About

Ogonek is a C++ library for Unicode support. The goal is to support all the algorithms described in the Unicode Standard, with a focus on correctness and on the use of modern C++.

Design goals

Ogonek’s design is driven by the following principles.

validity and correctness

Ogonek values validity and correctness above speed and other concerns. The semantics of operations are defined as much as possible by the Unicode Standard and its standard annexes (UAX), technical standards (UTS), and technical reports (UTR).

Ideally it should be impossible to obtain invalid Unicode data after any operation provided by Ogonek.

modern C++
Ogonek uses modern C++ techniques as much as possible. At any given point, the minimum required level of standard C++ support is the C++ standard version before the latest, starting with C++14.
explicit is better than implicit

Ogonek performs as little as possible implicitly. If the users don’t want to care about certain details, they don’t care about correctness, and thus they probably don’t need ogonek.

Specifically, Ogonek does not silently perform encoding conversions, and does not assume any encoding except for char16_t and char32_t (which are clearly intended by the standard as UTF-16 and UTF-32 code units); anything else needs to be made explicit.

fail fast
Ogonek does not let errors go away silently. When appropriate, the API accepts error handling callbacks; in all other scenarios exceptions are thrown.
be a good citizen
Ogonek works well with the standard library, by providing and using models of the existing standard concepts, like iterators and containers.

Dependencies

Ogonek depends on the following third-party libraries.

range-v3
Eric Niebler’s range-v3 library provides machinery for implementing and using ranges.
Boost
Boost.Optional, Boost.Rational and Boost.Tribool are used for certain interface types.
Catch
Phil Nash’s Catch library provides unit test support.

Versioning

Ogonek version numbers use the semantic versioning 2.0.0 rules.

Each Ogonek release is tied to a specific Unicode version. This is unavoidable because Unicode updates may require changes not only in the Unicode character data, but also in the algorithms. Because of this, arbitrarily mixing Ogonek versions and Unicode versions is not supported.

At any given time, Ogonek supports the two latest released Unicode major versions, starting with Unicode 9.0.0.

Licensing

The source code of Ogonek is dedicated to the public domain. Where not applicable, source code is licensed under the terms of the CC0 1.0 Universal public domain dedication.

Note

The person who associated a work with this deed has dedicated the work to the public domain by waiving all of his or her rights to the work worldwide under copyright law, including all related and neighboring rights, to the extent allowed by law.
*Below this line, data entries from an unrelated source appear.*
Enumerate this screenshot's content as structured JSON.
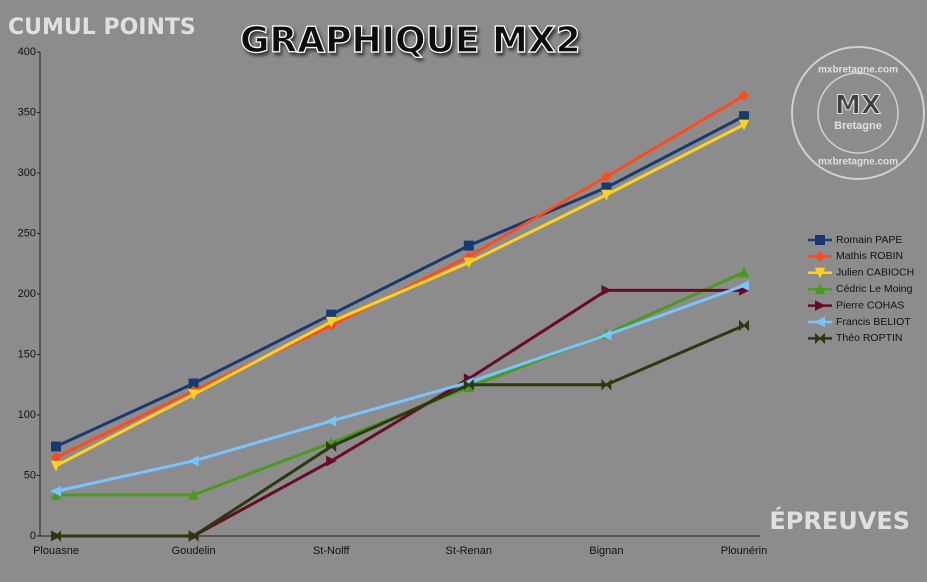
{
  "chart_data": {
    "type": "line",
    "title": "GRAPHIQUE MX2",
    "y_axis_title": "CUMUL POINTS",
    "x_axis_title": "ÉPREUVES",
    "watermark": "mxbretagne.com",
    "logo": [
      "MX",
      "Bretagne"
    ],
    "categories": [
      "Plouasne",
      "Goudelin",
      "St-Nolff",
      "St-Renan",
      "Bignan",
      "Plounérin"
    ],
    "ylim": [
      0,
      400
    ],
    "yticks": [
      0,
      50,
      100,
      150,
      200,
      250,
      300,
      350,
      400
    ],
    "grid": false,
    "legend": "right",
    "series": [
      {
        "name": "Romain PAPE",
        "color": "#173a72",
        "marker": "square",
        "values": [
          74,
          126,
          183,
          240,
          288,
          347
        ]
      },
      {
        "name": "Mathis ROBIN",
        "color": "#ff4a1c",
        "marker": "diamond",
        "values": [
          65,
          120,
          174,
          231,
          297,
          364
        ]
      },
      {
        "name": "Julien CABIOCH",
        "color": "#ffd21e",
        "marker": "down",
        "values": [
          58,
          117,
          177,
          226,
          282,
          340
        ]
      },
      {
        "name": "Cédric Le Moing",
        "color": "#4a9a1e",
        "marker": "up",
        "values": [
          34,
          34,
          77,
          123,
          167,
          218
        ]
      },
      {
        "name": "Pierre COHAS",
        "color": "#6a0a28",
        "marker": "right",
        "values": [
          0,
          0,
          62,
          130,
          203,
          203
        ]
      },
      {
        "name": "Francis BELIOT",
        "color": "#78c4ff",
        "marker": "left",
        "values": [
          37,
          62,
          95,
          127,
          166,
          207
        ]
      },
      {
        "name": "Théo ROPTIN",
        "color": "#2a3a0e",
        "marker": "bowtie",
        "values": [
          0,
          0,
          74,
          125,
          125,
          174
        ]
      }
    ]
  }
}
You can copy, modify, distribute and perform the work, even for commercial purposes, all without asking permission.

In no way are the patent or trademark rights of any person affected by CC0, nor are the rights that other persons may have in the work or in how the work is used, such as publicity or privacy rights.

Unless expressly stated otherwise, the person who associated a work with this deed makes no warranties about the work, and disclaims liability for all uses of the work, to the fullest extent permitted by applicable law.

When using or citing the work, you should not imply endorsement by the author or the affirmer.

Trivia

Ogonek means “little tail” in Polish. It is the name of a diacritic used in several European and Native American languages. It exists in the Unicode repertoire as a combining character (U+0328 ᴄᴏᴍʙɪɴɪɴɢ ᴏɢᴏɴᴇᴋ), as an isolated character (U+02DB ᴏɢᴏɴᴇᴋ), or precomposed with Latin alphabet letters (like U+01EA ʟᴀᴛɪɴ ᴄᴀᴘɪᴛᴀʟ ʟᴇᴛᴛᴇʀ ᴏ ᴡɪᴛʜ ᴏɢᴏɴᴇᴋ).

The name was picked randomly and it has absolutely no special meaning as the name of this project. It is just a label the author appropriated for it. In English it is pronounced /ˈoʊɡənɛk/.